Amblyopia is the loss of vision caused when a clear image of the world is not available on the retina during key periods of development. In newborns and young children, the visual cortex of the brain develops dramatically. It keeps growing during the first ten years of life

 Symptoms of amblyopia?

The majority of amblyopia cases are identified during routine eye exams without any symptoms being present. Reduced visual acuity is a sign of amblyopia; however, this is usually not seen unless the child gets her eyesight examined.

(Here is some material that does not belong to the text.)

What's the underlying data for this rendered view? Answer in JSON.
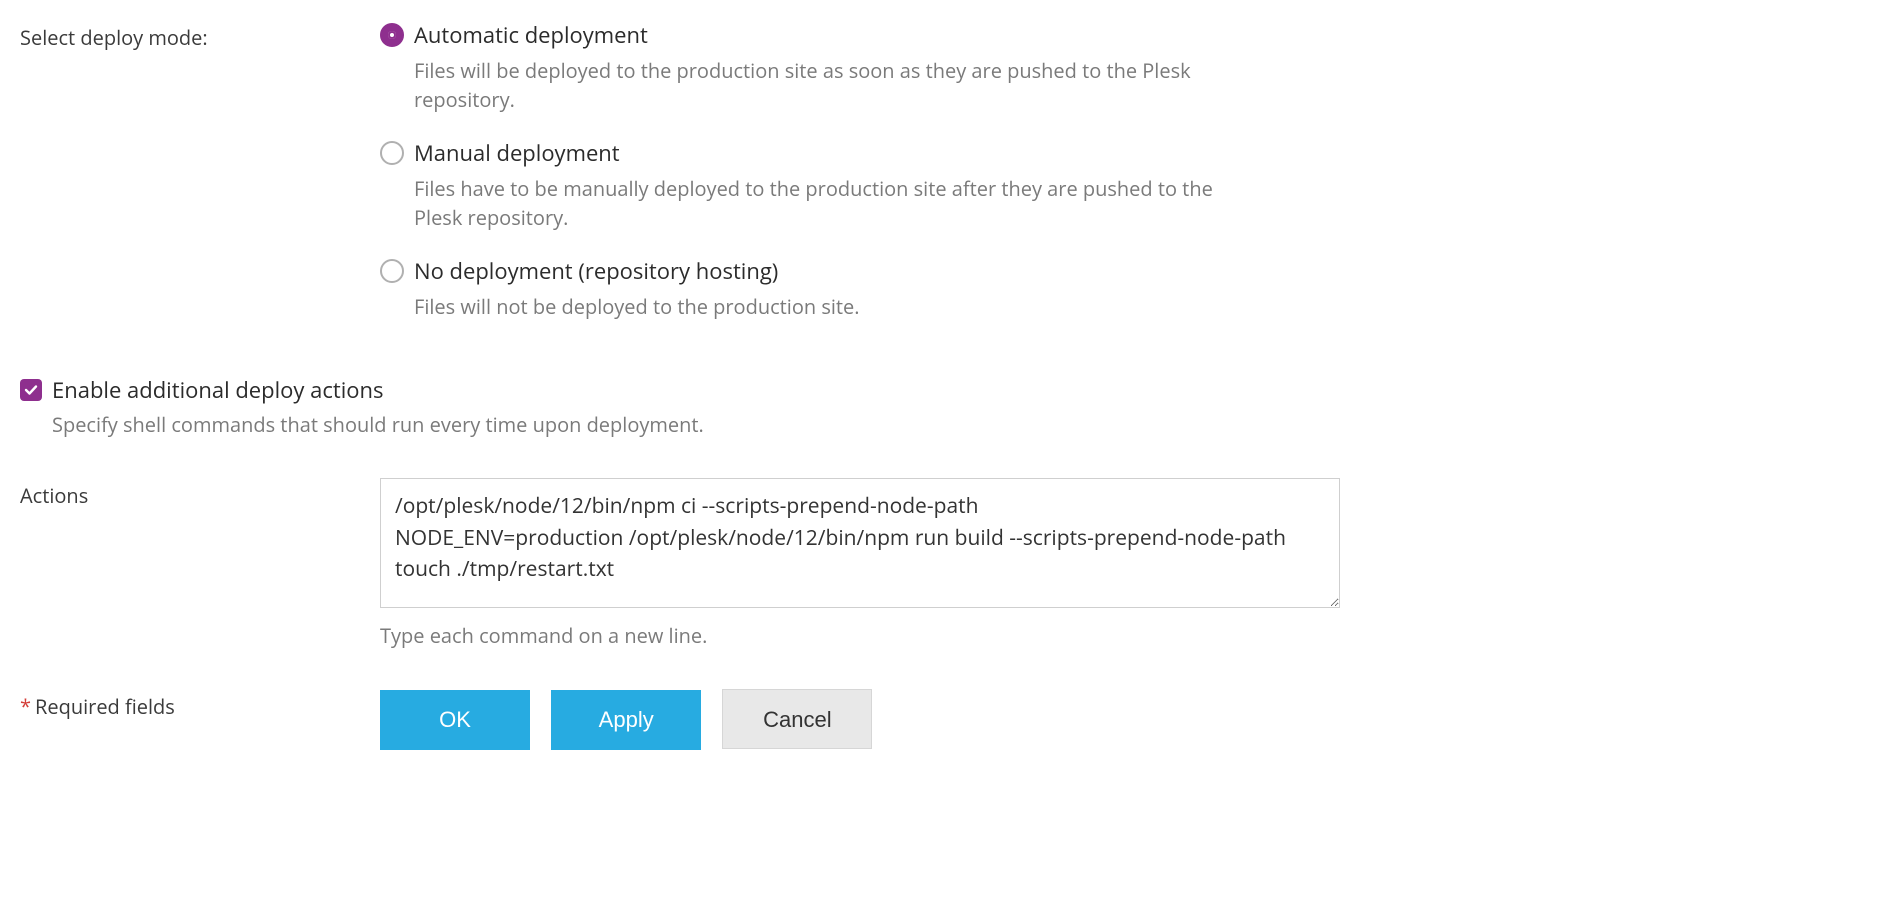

  • Frequently rubs, squints, or shuts one eye
  • Tilts the head to the side
  • Challenges with reading
  • Math challenges
  • The poor athletic performance or a history of accidents
  • Decreased fine motor abilities

Amblyopia causes

Amblyopia can develop from other eye and vision problems, such as:

  • Strabismus: strabismus occurs when the eyes have different directions. The brain is confused after receiving two different images. The image from the eye that is not facing straight ahead may be ignored by the brain in order to prevent seeing double. During a child’s visual development, this continual disregard of the image from one eye might lead to poor eyesight. Your child’s vision will remain poor if it is not treated.
  • Refractive errors–   Refractive error, nearsightedness, or farsightedness are all examples of refractive errors. A youngster may have an eye with a worse refractive error than the other. The “turning off” of that eye could prevent appropriate visual development. Since the child’s eyesight appears to be fine when both eyes are being used, it can often be challenging to notice this.
  • Vision blockage – Amblyopia is caused by anything that prevents images from being focused on the retina and prevents the eye from delivering signals for vision. This is known as derivational amblyopia and is a particularly potent inducer of amblyopia. Some children are born with cataracts, which are conditions where the typically clear lens of the eye becomes hazy. Another cause of this is a sagging eyelid (ptosis), which prevents light from reaching the eye.

How to prevent amblyopia?

Early diagnosis and treatment of strabismus, astigmatism, cataracts and other visual issues can stop amblyopia in its tracks.

Amblyopia and the accompanying vision issues that may lead to it cannot be avoided. But you can stop it from deteriorating or posing long-term issues. Getting routine eye exams is the greatest method to stop amblyopia from causing vision loss. By the age of 6 months and again by the age of 3 years, make sure your child has had a comprehensive eye examination.